Thomas G DeLoughery is a member of the following medical societies: American Association for the Advancement of Science, American Association of Blood Banks, American College of Physicians, American Society of Hematology, International Society on Thrombosis and Haemostasis, and Wilderness Medical Society

Editors: Clarence Sarkodee-Adoo, MD, Consulting Staff, Department of Bone Marrow Transplantation, City of Hope Samaritan BMT Program; Francisco Talavera, PharmD, PhD, Senior Pharmacy Editor, eMedicine; Marcel E Conrad, MD, BS, (Retired) Distinguished Professor of Medicine, University of South Alabama; Rajalaxmi McKenna, MD, FACP, Consulting Staff, Department of Medicine, Southwest Medical Consultants, SC, Good Samaritan Hospital, Advocate Health Systems; Emmanuel C Besa, MD, Professor, Department of Medicine, Division of Hematologic Malignancies, Kimmel Cancer Center, Thomas Jefferson University

Author and Editor Disclosure

Synonyms and related keywords: acute intermittent porphyria, AIP, defects in heme metabolism, increased secretion of porphobilinogen, abdominal pain, psychiatric problems, hysteria, peripheral neuropathies, abdominal pain, neuropathy, constipation

Background

Acute intermittent porphyria (AIP) is one of the porphyrias, a group of diseases involving defects in heme metabolism and that results in excessive secretion of porphyrins and porphyrin precursors. AIP manifests itself by abdomen pain, neuropathies, and constipation, but, unlike most types of porphyria, patients with AIP do not have a rash.

Pathophysiology

AIP is an autosomal dominant disease that results from defects in the enzyme porphobilinogen-deaminase. This enzyme speeds the conversion of porphobilinogen to hydroxymethylbilane. In AIP, the porphyrin precursors, porphobilinogen and amino-levulinic acid (ALA), accumulate. The predominant problem appears to be neurologic damage that leads to peripheral and autonomic neuropathies and psychiatric manifestations.

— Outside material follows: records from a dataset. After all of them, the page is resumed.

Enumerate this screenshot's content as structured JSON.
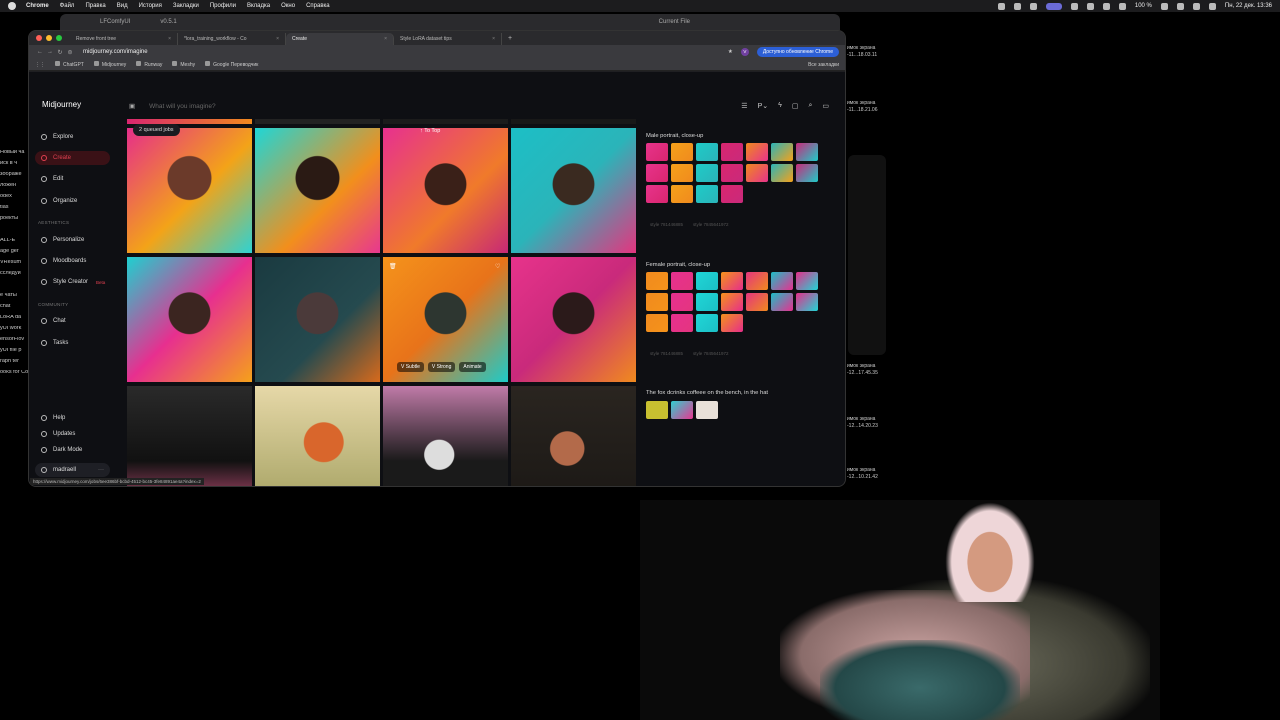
{
  "menubar": {
    "app": "Chrome",
    "items": [
      "Файл",
      "Правка",
      "Вид",
      "История",
      "Закладки",
      "Профили",
      "Вкладка",
      "Окно",
      "Справка"
    ],
    "battery": "100 %",
    "clock": "Пн, 22 дек. 13:36"
  },
  "background_window": {
    "title": "LFComfyUI",
    "version": "v0.5.1",
    "current_file": "Current File"
  },
  "left_strip": [
    "Новый ча",
    "иск в ч",
    "зображе",
    "ложен",
    "odex",
    "tlas",
    "роекты",
    "",
    "ALL-E",
    "age ger",
    "VResum",
    "сследуй",
    "",
    "е чаты",
    "chat",
    "LoRA da",
    "yUI work",
    "ensorFlov",
    "yUI file p",
    "raph ter",
    "ooks for ComfyUI"
  ],
  "right_strip": {
    "shot1": "имок экрана",
    "shot1_time": "-11...18.03.11",
    "shot2": "имок экрана",
    "shot2_time": "-11...18.21.06",
    "shot3": "имок экрана",
    "shot3_time": "-12...17.45.35",
    "shot4": "имок экрана",
    "shot4_time": "-12...14.20.23",
    "shot5": "имок экрана",
    "shot5_time": "-12...10.21.42"
  },
  "browser": {
    "tabs": [
      {
        "label": "Remove front tree"
      },
      {
        "label": "*lora_training_workflow - Co"
      },
      {
        "label": "Create"
      },
      {
        "label": "Style LoRA dataset tips"
      }
    ],
    "url": "midjourney.com/imagine",
    "update_label": "Доступно обновление Chrome",
    "profile_initial": "V",
    "bookmarks": [
      "ChatGPT",
      "Midjourney",
      "Runway",
      "Meshy",
      "Google Переводчик"
    ],
    "all_bookmarks": "Все закладки",
    "status_url": "https://www.midjourney.com/jobs/6ee386bf-bcbd-4512-bc45-3fe84891ae4a?index=2"
  },
  "midjourney": {
    "logo": "Midjourney",
    "nav": {
      "explore": "Explore",
      "create": "Create",
      "edit": "Edit",
      "organize": "Organize",
      "aesthetics_heading": "AESTHETICS",
      "personalize": "Personalize",
      "moodboards": "Moodboards",
      "style_creator": "Style Creator",
      "beta": "Beta",
      "community_heading": "COMMUNITY",
      "chat": "Chat",
      "tasks": "Tasks",
      "help": "Help",
      "updates": "Updates",
      "dark_mode": "Dark Mode",
      "user": "madraell"
    },
    "search_placeholder": "What will you imagine?",
    "queued": "2 queued jobs",
    "to_top": "To Top",
    "tile_actions": [
      "V Subtle",
      "V Strong",
      "Animate"
    ],
    "jobs": [
      {
        "prompt": "Male portrait, close-up",
        "style_tags": [
          "style 781446885",
          "style 7845641972"
        ]
      },
      {
        "prompt": "Female portrait, close-up",
        "style_tags": [
          "style 781446885",
          "style 7845641972"
        ]
      },
      {
        "prompt": "The fox dcrinks coffeee on the bench, in the hat"
      }
    ]
  },
  "colors": {
    "accent": "#e04050",
    "mj_bg": "#0e0f13",
    "update_button": "#2c5fd6"
  }
}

Although patients with acute attacks always have elevations of porphobilinogen and ALA, how this leads to the symptomatic disease is still unclear because most patients with the genetic defect have excessive porphyrin secretion but no symptoms.

Frequency

United States

Estimates vary from 1-5 cases per 100,000 population.

International

Prevalence can be as high as 60-100 cases per 100,000 population in northern Sweden.

Sex

In most series, AIP affects women more than men, with a ratio of 1.5-2:1.

Age

Most patients become symptomatic at age 18-40 years. Attacks occurring before puberty or after age 40 years are unusual unless a major provocation, such as new use of phenobarbital or estrogens, had occurred.



History

The sequence of events in attacks usually is (1) abdominal pain, (2) psychiatric symptoms, such as hysteria, and (3) peripheral neuropathies, mainly motor neuropathies.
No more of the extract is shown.